All Christians should practise the counsel of poverty. Yes, both rich and poor. The spirit of poverty is detachment from created things. One's heart must not be set on them. One must not love riches for their own sake. One must feel obliged to share with the poor. One must not despise the poor, but love them for Christ's sake. One must give a good deal for religious purposes. One must keep his baptismal vows to renounce the devil and all his pomps. One must, therefore, deny himself in many things that savor of the pride of riches, even if he is rich. Why? Not because he is a monk, nun, or priest, but because he is a Christian.
Every Christian must practise the counsel of chastity. Heaven help us! In these degraded times, to judge by the fashionable indecencies sanctioned by so-called society people—the horrible abuses of the holy state of marriage, the filthy accounts appearing every day in the newspapers—one would think that even the Sixth Commandment was abolished. Now I need not enter into particulars, but you know, without further argument or illustration, that every Christian man, woman, and child would be unworthy the name if they did not, almost every day, make many sacrifices and struggles against temptation—all of which mean practising the counsel of the Christian perfection of chastity.
So also of obedience. One must obey the Ten Commandments and the laws of the church. Oh! yes. And have we not also to obey the special decrees of the Holy Father, of our bishop, and of our pastor? What sort of a Christian is he who is his own shepherd, or one who is always "standing up for his own rights," as they say, submitting just within law and only when he cannot help himself? And does Christian humility mean nothing in act? That is a narrow road of obedience and a long one, as you all know; and blessed is he who joyfully walks therein. Instead of wanting to shirk these counsels, and put all upon the shoulders of religious, every one ought to be praying hard that God will, of his divine bounty, give us, too, men and women living in the world, more and more grace to practise all that our worldly condition will allow us to do, convinced by faith that he is most truly happy here, as he will certainly be hereafter, who is filled with high Christian aspirations, striving to "walk worthy of his vocation" and realize in himself the picture of a perfect Christ-like life.
Sermon CXXXI.
Erroneous Views Of Vocation.
As a prisoner in the Lord,
I beseech you that you walk
worthy of the vocation in which you are called.
—Ephesians iv. 1.
Brethren, has it ever occurred to you that each one of us has a vocation in this life? I refer not to our Christian vocation, which we all have in common, but to the particular state of life to which each one of us has been called. It is not an uncommon error for people to think that priests and nuns are the only privileged mortals who are called by God to some special work, and that to their vocation alone God has attached peculiar and extraordinary graces.

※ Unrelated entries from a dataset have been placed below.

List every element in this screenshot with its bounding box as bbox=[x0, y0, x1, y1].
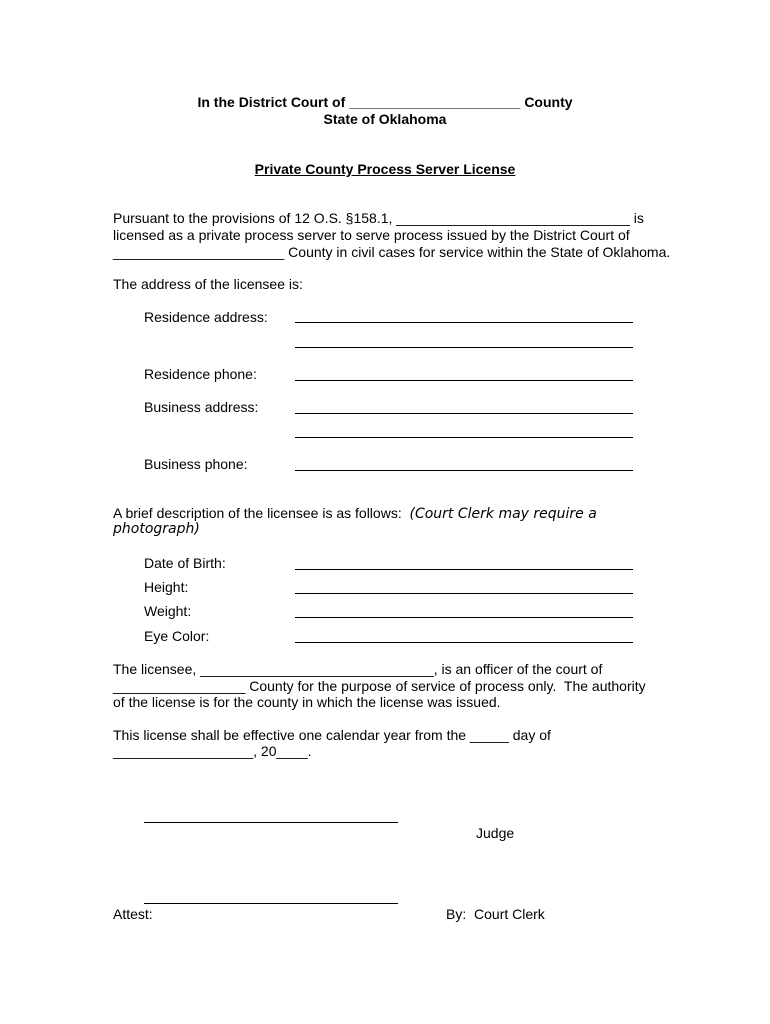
residence-address-line-1[interactable] bbox=[295, 322, 633, 323]
officer-line-3: of the license is for the county in which the license was issued. bbox=[113, 694, 501, 710]
residence-phone-line[interactable] bbox=[295, 380, 633, 381]
eye-color-label: Eye Color: bbox=[144, 628, 210, 644]
attest-label: Attest: bbox=[113, 906, 153, 922]
court-clerk-label: By: Court Clerk bbox=[446, 906, 545, 922]
description-intro: A brief description of the licensee is as follows: bbox=[113, 505, 402, 521]
document-title: Private County Process Server License bbox=[254, 161, 516, 177]
dob-label: Date of Birth: bbox=[144, 555, 226, 571]
intro-line-2: licensed as a private process server to serve process issued by the District Court of bbox=[113, 227, 630, 243]
intro-line-1: Pursuant to the provisions of 12 O.S. §158.1, ______________________________ is bbox=[113, 210, 644, 226]
weight-label: Weight: bbox=[144, 603, 192, 619]
business-address-line-1[interactable] bbox=[295, 413, 633, 414]
clerk-signature-line[interactable] bbox=[144, 903, 398, 904]
description-note: (Court Clerk may require a bbox=[409, 506, 597, 522]
business-address-label: Business address: bbox=[144, 399, 259, 415]
description-note-cont: photograph) bbox=[113, 521, 200, 537]
residence-address-label: Residence address: bbox=[144, 309, 268, 325]
residence-phone-label: Residence phone: bbox=[144, 366, 257, 382]
judge-label: Judge bbox=[476, 825, 515, 841]
dob-line[interactable] bbox=[295, 569, 633, 570]
height-line[interactable] bbox=[295, 593, 633, 594]
officer-line-2: _________________ County for the purpose of service of process only. The authority bbox=[113, 678, 646, 694]
weight-line[interactable] bbox=[295, 617, 633, 618]
court-heading: In the District Court of ______________________ County bbox=[197, 94, 573, 110]
eye-color-line[interactable] bbox=[295, 642, 633, 643]
business-phone-line[interactable] bbox=[295, 470, 633, 471]
effective-line-2: __________________, 20____. bbox=[113, 743, 312, 759]
address-intro: The address of the licensee is: bbox=[113, 276, 303, 292]
business-phone-label: Business phone: bbox=[144, 456, 248, 472]
judge-signature-line[interactable] bbox=[144, 822, 398, 823]
state-heading: State of Oklahoma bbox=[323, 111, 447, 127]
height-label: Height: bbox=[144, 579, 189, 595]
intro-line-3: ______________________ County in civil cases for service within the State of Oklahoma. bbox=[113, 244, 671, 260]
effective-line-1: This license shall be effective one calendar year from the _____ day of bbox=[113, 727, 551, 743]
residence-address-line-2[interactable] bbox=[295, 347, 633, 348]
business-address-line-2[interactable] bbox=[295, 437, 633, 438]
officer-line-1: The licensee, ______________________________, is an officer of the court of bbox=[113, 661, 603, 677]
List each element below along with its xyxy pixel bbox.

This is an error we must correct. We have all, thank God, the vocation to be Christians and the call to be saints, but we have, moreover, our own special calling, suitable to our character and disposition; and our common Christian vocation, and in a great measure our eternal salvation, depends on our fulfilling worthily the particular vocation in which we are called.
Some of us God has called to be priests, to serve continually at his altar. Some to be fathers of families, and others to remain single all their life. Some he has called to the higher professions, and others to the hard but manly toil of every-day life. But to all these vocations, to all these different states of life, he has attached certain duties, peculiar obligations, which must be met and fulfilled.